Artigo Nº 349 – SEM DIREITO DE INTERFERIR

Locatários, inquilinos ou arrendatários são bem-vindos no condomínio. Seja o edifício residencial ou não residencial, ao firmarem o contrato de locação e ingressarem na comunidade condominial, passam a gozar de amplos direitos, mas não de todos os direitos. Na prática, poucos são os conflitos gerados em razão de não serem titulares do domínio.

Algumas restrições legais ou convencionais se aplicam ao não proprietário, como se vê de decisão prolatada pela 18ª Câmara Cível do Tribunal de Justiça do Rio Grande do Sul, ao julgar apelação movida por locatários de loja localizada no andar térreo de edifício, inconformados com a colocação de grade na faixa frontal do prédio em deliberação aprovada por reduzido número de condôminos.

Segundo expõe a relatora do acórdão (n.70039013859), desembargadora Nara Leonor Castro Garcia, os donos da pizzaria localizada no rés do chão do prédio buscaram na justiça a anulação da assembleia que determinara a substituição de floreiras por grades, por terem ficado prejudicados com a modificação, que dificultava o fluxo de seus clientes.

Em contestação, o condomínio alegou não só a falta de relação jurídica com o locatário, por não ter sido parte do pacto locatício, como também “a ilegitimidade ativa do locatário para a anulação de decisão em assembleia de condôminos”. Justificou, ainda, que a área fechada pelas grades é comum de todos mas estava sendo utilizada como estacionamento, que o proprietário do imóvel locado aprovara a alteração e que as grades seriam necessárias para a segurança geral, acrescentando haver “novos locatários que ali se estabeleceram exatamente em virtude da existência da grade”.

A questão parece banal mas está cada vez mais presente no cotidiano da vida urbana no país, em que valores como estética, comodidade, acesso a edificações e a lugares públicos, circulação de pessoas, relacionamento pessoal e outros são sacrificados em nome da segurança ou da sensação de segurança, síndrome que eclipsou o sentimento de liberdade pessoal e coletiva – mas este comentário não faz parte do acórdão gaúcho. 
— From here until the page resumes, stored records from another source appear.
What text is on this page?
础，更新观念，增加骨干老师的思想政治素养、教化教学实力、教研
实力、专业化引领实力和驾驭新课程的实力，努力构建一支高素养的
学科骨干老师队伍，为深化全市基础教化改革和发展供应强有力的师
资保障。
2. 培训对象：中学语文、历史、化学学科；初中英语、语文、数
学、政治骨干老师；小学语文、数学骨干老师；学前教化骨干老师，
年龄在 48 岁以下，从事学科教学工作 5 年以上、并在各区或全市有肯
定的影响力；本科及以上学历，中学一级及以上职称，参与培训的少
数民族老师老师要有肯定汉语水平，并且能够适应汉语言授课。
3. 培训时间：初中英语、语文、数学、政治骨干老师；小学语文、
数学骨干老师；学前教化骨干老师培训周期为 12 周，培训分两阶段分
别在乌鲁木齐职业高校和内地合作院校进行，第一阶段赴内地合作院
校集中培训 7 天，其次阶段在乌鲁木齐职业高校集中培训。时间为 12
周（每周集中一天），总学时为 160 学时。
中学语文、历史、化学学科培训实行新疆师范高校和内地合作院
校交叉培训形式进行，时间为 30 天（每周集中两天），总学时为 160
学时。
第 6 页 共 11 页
Em seu voto, a desembargadora Nara Garcia diz que “a ilegitimidade ativa para a nulidade das deliberações” da assembleia geral extraordinária do condomínio “é induvidosa, uma vez que se constituem locatários e não condôminos”.

Nesse sentido, transcreve trecho da sentença de primeiro grau, proferida pelo juiz Murilo Magalhães Castro Filho, na qual o magistrado assevera que “não possuem os demandantes legitimidade para arguir a nulidade” de reunião assemblear, porque “o ato é realizado entre os condôminos” consoante a convenção do condomínio, sendo tanto a assembleia geral ordinária quanto a extraordinária “soberana para resolver assuntos de interesse geral constantes da ordem do dia”.

Na sequência, fulmina a relatora: “Assim, sendo de interesse dos condôminos a colocação de grades na parte frontal do prédio em questão, descabe aos locatários pleitear judicialmente a nulidade do ato, sob pena de ofensa à soberania da assembleia.”

Conclusão: o locatário pode até participar de certas deliberações do condomínio, se o condômino-locador não estiver presente, mas não pode interferir no resultado.

Votaram com a relatora os desembargadores Cláudio Augusto Rosa Lopes Nunes e Pedro Celso Dal Prá. A íntegra do aresto está disponível no site do TJRS ou do Instituto de Pesquisas Jurídicas Bonijuris (www.bonijuris.com.br).